Saturday, February 3, 2024

3 February 2024 - he began to teach


The Apostles gathered together with Jesus
and reported all they had done and taught.
He said to them,
“Come away by yourselves to a deserted place and rest a while.”

They had gone out to heal and to preach empowered by the authority which Jesus himself bestowed upon them. But that did not mean that they were to function independently from then onward. They were to bring both their successes and their failures to Jesus. There were times when they would rejoice that even the demons were subject to them. There were other times when they would fail, when people would turn to Jesus for help with a demon that the disciples could not drive away. But in the case of their successes they were meant to return with thanksgiving to rejoice at what Jesus had empowered. When they failed they were meant to return to continue to learn where they still fell short and what more they needed to grow as disciples.

When he entered the house, his disciples asked him in private, “Why could we not drive it out?”
He said to them, "This kind can only come out through prayer" (see Mark 9:28-29).

The temptation for us is to let both our successes and failures isolate us from the Lord. When we forget to be thankful and to acknowledge our dependence on him in all things we become increasingly fragile, ready to break when failure does inevitably occur. And if we do not return to Jesus with our failures we will be tempted to despair of the possibility of progress and the direction of growth to which we are called will be obscure or invisible. 

People were coming and going in great numbers,
and they had no opportunity even to eat.
So they went off in the boat by themselves to a deserted place.

Ideally the disciples would have had time alone with Jesus in order to spend time enjoying their relationship with him, learning from him without distraction. But in the real world such ideal conditions are often more aspirational than attainable. Thus the next best thing was for the disciples to witness Jesus at work amidst the real circumstances in which he did in fact find himself. In some ways this was actually superior to the interrupted original plan because it revealed the heart of Jesus in action.
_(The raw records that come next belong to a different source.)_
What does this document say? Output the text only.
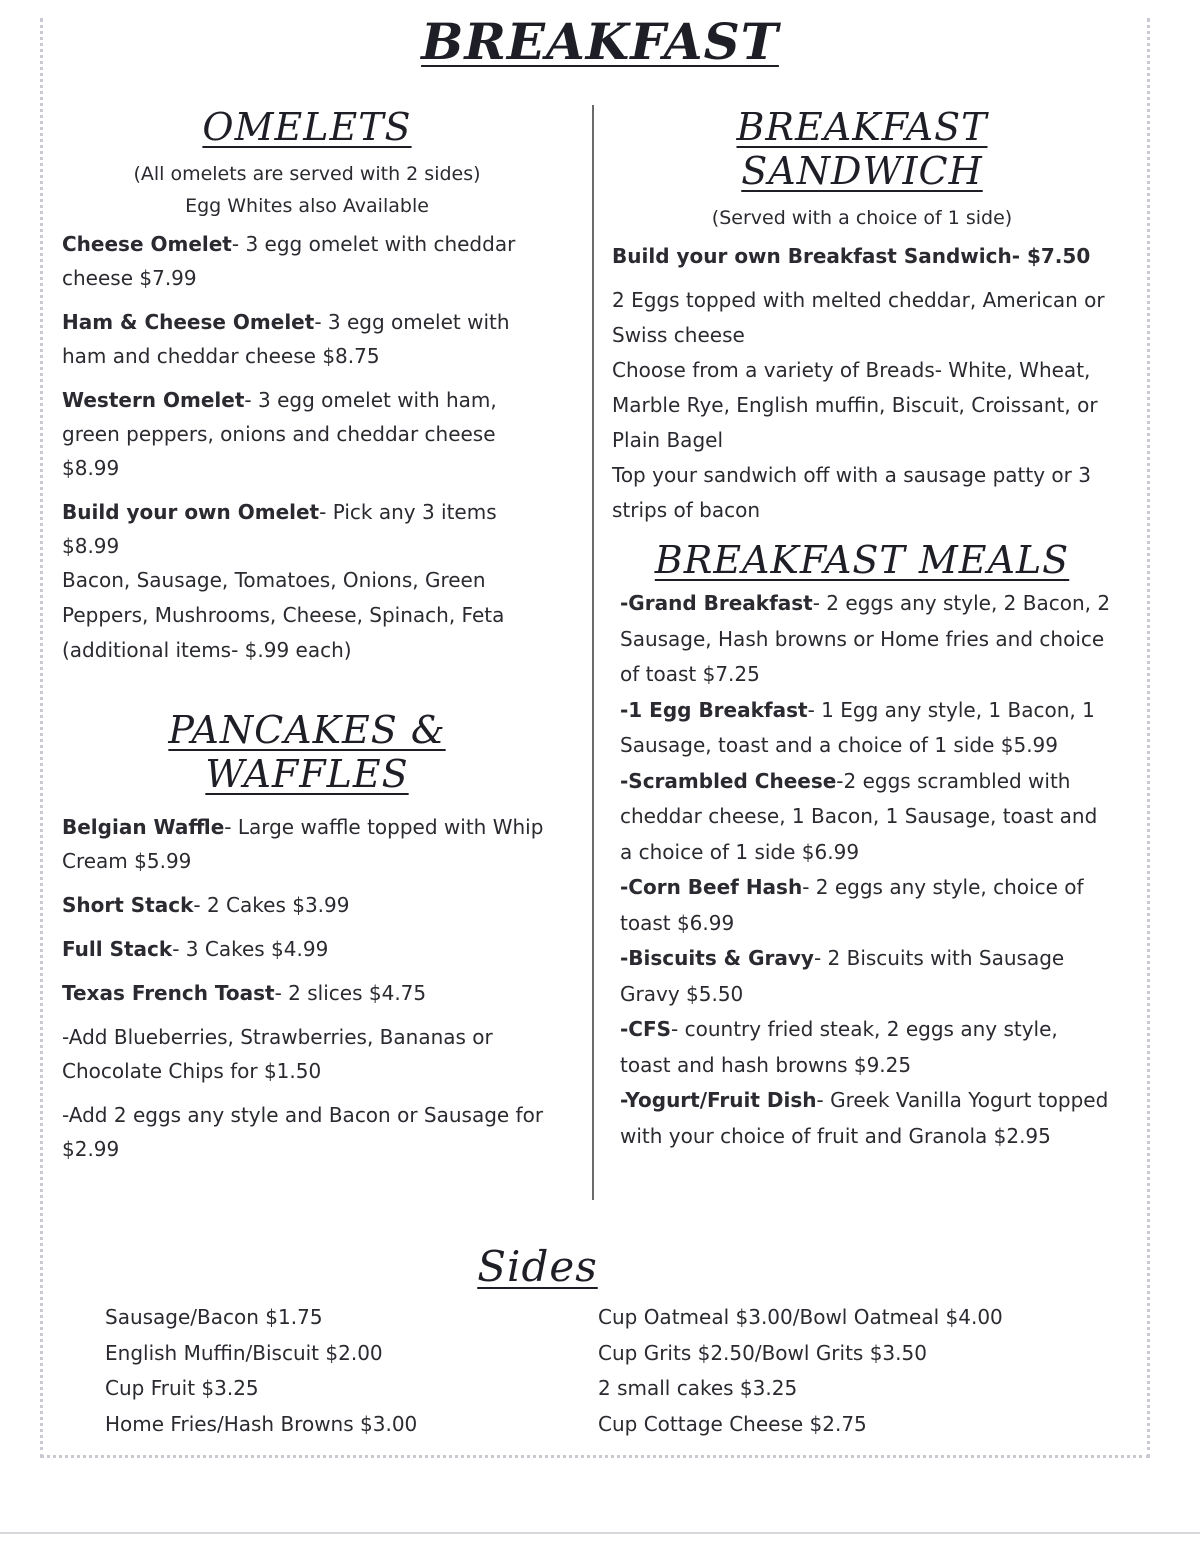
BREAKFAST
OMELETS
(All omelets are served with 2 sides)
Egg Whites also Available
Cheese Omelet- 3 egg omelet with cheddar cheese $7.99
Ham & Cheese Omelet- 3 egg omelet with ham and cheddar cheese $8.75
Western Omelet- 3 egg omelet with ham, green peppers, onions and cheddar cheese $8.99
Build your own Omelet- Pick any 3 items $8.99
Bacon, Sausage, Tomatoes, Onions, Green Peppers, Mushrooms, Cheese, Spinach, Feta
(additional items- $.99 each)
PANCAKES & WAFFLES
Belgian Waffle- Large waffle topped with Whip Cream $5.99
Short Stack- 2 Cakes $3.99
Full Stack- 3 Cakes $4.99
Texas French Toast- 2 slices $4.75
-Add Blueberries, Strawberries, Bananas or Chocolate Chips for $1.50
-Add 2 eggs any style and Bacon or Sausage for $2.99
BREAKFAST SANDWICH
(Served with a choice of 1 side)
Build your own Breakfast Sandwich- $7.50
2 Eggs topped with melted cheddar, American or Swiss cheese
Choose from a variety of Breads- White, Wheat, Marble Rye, English muffin, Biscuit, Croissant, or Plain Bagel
Top your sandwich off with a sausage patty or 3 strips of bacon
BREAKFAST MEALS
-Grand Breakfast- 2 eggs any style, 2 Bacon, 2 Sausage, Hash browns or Home fries and choice of toast $7.25
-1 Egg Breakfast- 1 Egg any style, 1 Bacon, 1 Sausage, toast and a choice of 1 side $5.99
-Scrambled Cheese-2 eggs scrambled with cheddar cheese, 1 Bacon, 1 Sausage, toast and a choice of 1 side $6.99
-Corn Beef Hash- 2 eggs any style, choice of toast $6.99
-Biscuits & Gravy- 2 Biscuits with Sausage Gravy $5.50
-CFS- country fried steak, 2 eggs any style, toast and hash browns $9.25
-Yogurt/Fruit Dish- Greek Vanilla Yogurt topped with your choice of fruit and Granola $2.95
Sides
Sausage/Bacon $1.75
English Muffin/Biscuit $2.00
Cup Fruit $3.25
Home Fries/Hash Browns $3.00
Cup Oatmeal $3.00/Bowl Oatmeal $4.00
Cup Grits $2.50/Bowl Grits $3.50
2 small cakes $3.25
Cup Cottage Cheese $2.75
When Jesus disembarked and saw the vast crowd,
his heart was moved with pity for them,
for they were like sheep without a shepherd;

Jesus himself came in order be the Good Shepherd for his people since those shepherds whom he had sent in the form of religious and political leadership had mostly failed to live up to their responsibilities. But it was also a part of the prophecy to which Jesus himself was the chief fulfillment that God would give shepherds after his own heart.  And these were to be his disciples. In the abstract this was something that could be taught. But it was more effective still to see what it meant on display as Jesus himself responded to the crowd. 
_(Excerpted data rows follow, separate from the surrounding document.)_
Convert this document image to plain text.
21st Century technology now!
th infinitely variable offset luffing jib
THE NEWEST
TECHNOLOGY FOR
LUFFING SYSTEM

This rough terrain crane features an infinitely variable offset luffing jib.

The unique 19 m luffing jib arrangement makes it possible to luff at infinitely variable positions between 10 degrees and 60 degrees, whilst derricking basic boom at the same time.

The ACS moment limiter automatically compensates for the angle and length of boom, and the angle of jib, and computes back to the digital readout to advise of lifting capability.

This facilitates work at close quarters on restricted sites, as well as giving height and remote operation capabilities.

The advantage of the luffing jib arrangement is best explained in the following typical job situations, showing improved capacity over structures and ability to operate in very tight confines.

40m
and he began to teach them many things.

The teaching he gave them was no mere abstraction, but something that could answer to their feelings of being troubled and abandoned. His words nourished and drew them out of their despair and toward rest in the peace of God. His teachings exposed false hopes and revealed where true joy could be found. It was in fact the vital cure to the lies the devil had sold to humanity, reestablishing trust and intimacy of relationship with God through Jesus himself.

Give your servant, therefore, an understanding heart
to judge your people and to distinguish right from wrong.

The prayer of a leader for wisdom may seem overly naive and simplistic in our modern political discourse. Most would prefer a realpolitik of action and economic power, even though the goals they would desire to achieve might be noble. But without the wisdom all such projects are like houses built on sinking sand. Only rooted in God's fundamental understanding of all things can any human purpose have lasting value. 

Solomon was given immense wisdom. But Jesus himself was the wisdon of God and the power of God (see First Corinthians 1:24). It was to this wisdom that the disciples needed to constantly return to strengthen their relationships with him. It was this wisdom, a communication of his very self, that Jesus imparted when he taught the crowds. Much more than trivial or abstract, it was fundamental for a life well lived and for anything truly worthy of the term success. May Jesus look upon our hearts with mercy and teach us many things.